Indeed, what is striking about the era Moe recounts is that, for all its rancor, there existed an extraordinarily high level of bipartisanship, or at least fluidity among party identification. Wilkie and Wallace had each very recently switched political parties. And Knox had been the 1936 Republican vice presidential candidate. It is impossible to imagine either Sarah Palin or Paul Ryan assisting President Obama in any fashion whatsoever as Knox did by sending a Republican New Deal critic, William J. Donovan—“Wild Bill”—on a secret mission to England. Moe also writes of the genuine friendship that FDR and Wilkie developed after the election, again something completely foreign to our era, with the possible exception of Bill Clinton and George H.W. Bush, though that relationship developed a good fifteen years after their 1992 contest, not a mere few months, as in 1941.

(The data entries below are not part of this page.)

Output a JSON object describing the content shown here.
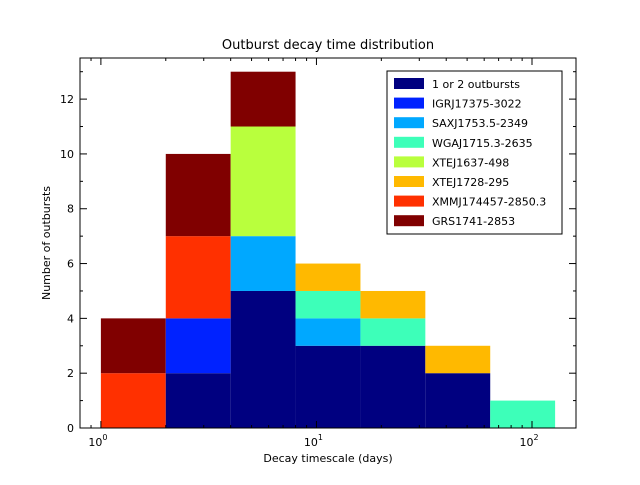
{
  "chart_data": {
    "type": "bar",
    "stacked": true,
    "title": "Outburst decay time distribution",
    "xlabel": "Decay timescale (days)",
    "ylabel": "Number of outbursts",
    "xscale": "log",
    "xlim": [
      0.8,
      160
    ],
    "ylim": [
      0,
      13.5
    ],
    "xticks": [
      {
        "value": 1,
        "base": "10",
        "exp": "0"
      },
      {
        "value": 10,
        "base": "10",
        "exp": "1"
      },
      {
        "value": 100,
        "base": "10",
        "exp": "2"
      }
    ],
    "yticks": [
      {
        "value": 0,
        "label": "0"
      },
      {
        "value": 2,
        "label": "2"
      },
      {
        "value": 4,
        "label": "4"
      },
      {
        "value": 6,
        "label": "6"
      },
      {
        "value": 8,
        "label": "8"
      },
      {
        "value": 10,
        "label": "10"
      },
      {
        "value": 12,
        "label": "12"
      }
    ],
    "bin_edges": [
      1,
      2,
      4,
      8,
      16,
      32,
      64,
      128
    ],
    "grid": false,
    "legend_position": "top-right",
    "series": [
      {
        "name": "1 or 2 outbursts",
        "color": "#000080",
        "values": [
          0,
          2,
          5,
          3,
          3,
          2,
          0
        ]
      },
      {
        "name": "IGRJ17375-3022",
        "color": "#0022ff",
        "values": [
          0,
          2,
          0,
          0,
          0,
          0,
          0
        ]
      },
      {
        "name": "SAXJ1753.5-2349",
        "color": "#00a8ff",
        "values": [
          0,
          0,
          2,
          1,
          0,
          0,
          0
        ]
      },
      {
        "name": "WGAJ1715.3-2635",
        "color": "#3dffb9",
        "values": [
          0,
          0,
          0,
          1,
          1,
          0,
          1
        ]
      },
      {
        "name": "XTEJ1637-498",
        "color": "#b9ff3d",
        "values": [
          0,
          0,
          4,
          0,
          0,
          0,
          0
        ]
      },
      {
        "name": "XTEJ1728-295",
        "color": "#ffb900",
        "values": [
          0,
          0,
          0,
          1,
          1,
          1,
          0
        ]
      },
      {
        "name": "XMMJ174457-2850.3",
        "color": "#ff3000",
        "values": [
          2,
          3,
          0,
          0,
          0,
          0,
          0
        ]
      },
      {
        "name": "GRS1741-2853",
        "color": "#800000",
        "values": [
          2,
          3,
          2,
          0,
          0,
          0,
          0
        ]
      }
    ]
  }
}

The book occasionally suffers from excessive repetition. There are too frequent reminders of the failed 1937 court packing plan. When Moe writes that, “The most compelling issue moving Roosevelt toward running, however, was the war” (177), by that point in the text such an assertion has already been made obvious. And the rather detailed chapter on the Democrat’s Chicago Convention reads a little too much “Inside-baseball.”

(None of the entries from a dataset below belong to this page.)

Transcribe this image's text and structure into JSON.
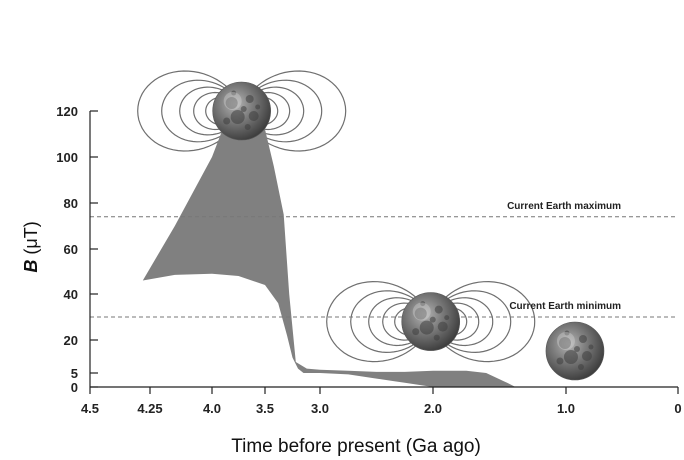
{
  "chart_data": {
    "type": "area",
    "xlabel": "Time before present (Ga ago)",
    "ylabel_symbol": "B",
    "ylabel_unit": "(μT)",
    "x_ticks": [
      {
        "value": 4.5,
        "label": "4.5"
      },
      {
        "value": 4.25,
        "label": "4.25"
      },
      {
        "value": 4.0,
        "label": "4.0"
      },
      {
        "value": 3.5,
        "label": "3.5"
      },
      {
        "value": 3.0,
        "label": "3.0"
      },
      {
        "value": 2.0,
        "label": "2.0"
      },
      {
        "value": 1.0,
        "label": "1.0"
      },
      {
        "value": 0,
        "label": "0"
      }
    ],
    "y_ticks": [
      {
        "value": 0,
        "label": "0"
      },
      {
        "value": 5,
        "label": "5"
      },
      {
        "value": 20,
        "label": "20"
      },
      {
        "value": 40,
        "label": "40"
      },
      {
        "value": 60,
        "label": "60"
      },
      {
        "value": 80,
        "label": "80"
      },
      {
        "value": 100,
        "label": "100"
      },
      {
        "value": 120,
        "label": "120"
      }
    ],
    "ylim": [
      0,
      120
    ],
    "grid": false,
    "band": {
      "upper": [
        [
          4.28,
          46
        ],
        [
          4.15,
          70
        ],
        [
          4.0,
          100
        ],
        [
          3.9,
          112
        ],
        [
          3.78,
          117
        ],
        [
          3.62,
          119
        ],
        [
          3.55,
          120
        ],
        [
          3.5,
          112
        ],
        [
          3.42,
          96
        ],
        [
          3.33,
          75
        ],
        [
          3.28,
          40
        ],
        [
          3.22,
          10
        ],
        [
          3.12,
          7
        ],
        [
          3.0,
          6.5
        ],
        [
          2.75,
          6
        ],
        [
          2.5,
          5.5
        ],
        [
          2.25,
          5.5
        ],
        [
          2.0,
          6
        ],
        [
          1.75,
          6
        ],
        [
          1.6,
          5
        ],
        [
          1.42,
          1
        ],
        [
          1.38,
          0
        ]
      ],
      "lower": [
        [
          1.38,
          0
        ],
        [
          1.5,
          0
        ],
        [
          1.75,
          0
        ],
        [
          2.0,
          0
        ],
        [
          2.25,
          1.5
        ],
        [
          2.5,
          3
        ],
        [
          2.75,
          4.5
        ],
        [
          3.0,
          5
        ],
        [
          3.15,
          5
        ],
        [
          3.2,
          7
        ],
        [
          3.25,
          12
        ],
        [
          3.3,
          22
        ],
        [
          3.38,
          36
        ],
        [
          3.5,
          44
        ],
        [
          3.75,
          48
        ],
        [
          4.0,
          49
        ],
        [
          4.15,
          48.5
        ],
        [
          4.28,
          46
        ]
      ]
    },
    "reference_lines": [
      {
        "label": "Current Earth maximum",
        "value": 74
      },
      {
        "label": "Current Earth minimum",
        "value": 30
      }
    ],
    "moon_icons": [
      {
        "name": "moon-with-strong-field-icon",
        "x": 3.72,
        "y": 134,
        "field": "strong"
      },
      {
        "name": "moon-with-weak-field-icon",
        "x": 2.02,
        "y": 28,
        "field": "weak"
      },
      {
        "name": "moon-without-field-icon",
        "x": 0.92,
        "y": 15,
        "field": "none"
      }
    ],
    "colors": {
      "band": "#808080",
      "axis": "#222222",
      "reference": "#777777",
      "field": "#6f6f6f"
    }
  }
}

But these are minor quibbles. Most of all, the topics raised by the book remain highly current.

Many of the attacks on Obama—and, for that matter, on George W. Bush and Clinton—seem tame by comparison to 1940. We forget how truly polarizing a figure FDR was. And today’s media would have had a field day with the tension between Roosevelt and his vice president, John Garner, whom the president “had come to detest” (84). The book is also a useful reminder of how hard it is, as John Kerry found out in 2004, to unseat a sitting president in time of war.

And then there is 2016. Like Franklin D. Roosevelt, Hillary Clinton today has effectively “frozen the field.” The Nation eagerly awaits her decision whether or not to seek the presidency, and to a potential Third Term, of sorts, for Bill Clinton. Waiting in the wings, of course, is also Jeb Bush, who harbors dreams of a different type of Third Term for the Bush family. Should either (or both) run for the presidency, many of the same issues and concerns that first arose in 1940 will be in the public arena again.

When Theodore Roosevelt considered running in 1912, he said that Americans “were ‘sick and tired’ of the Roosevelts.” FDR shared the same concern in late 1939 (94). Recently, Barbara Bush echoed these sentiments regarding her family, as have, of course, critics of the Clintons. Will we see in a few years a return of much of the same rhetoric from 1940?

Roosevelt’s Second Act is a spellbinding read and a deeply impressive achievement, remarkably detailed and thoroughly researched. Moe makes both Roosevelt’s decision to run as well as the 1940 election incredibly suspenseful, even though both outcomes are known. This reader hopes that Moe himself has a second act within him to showcase his many gifts as an historian: perhaps another book, on the election of 1944?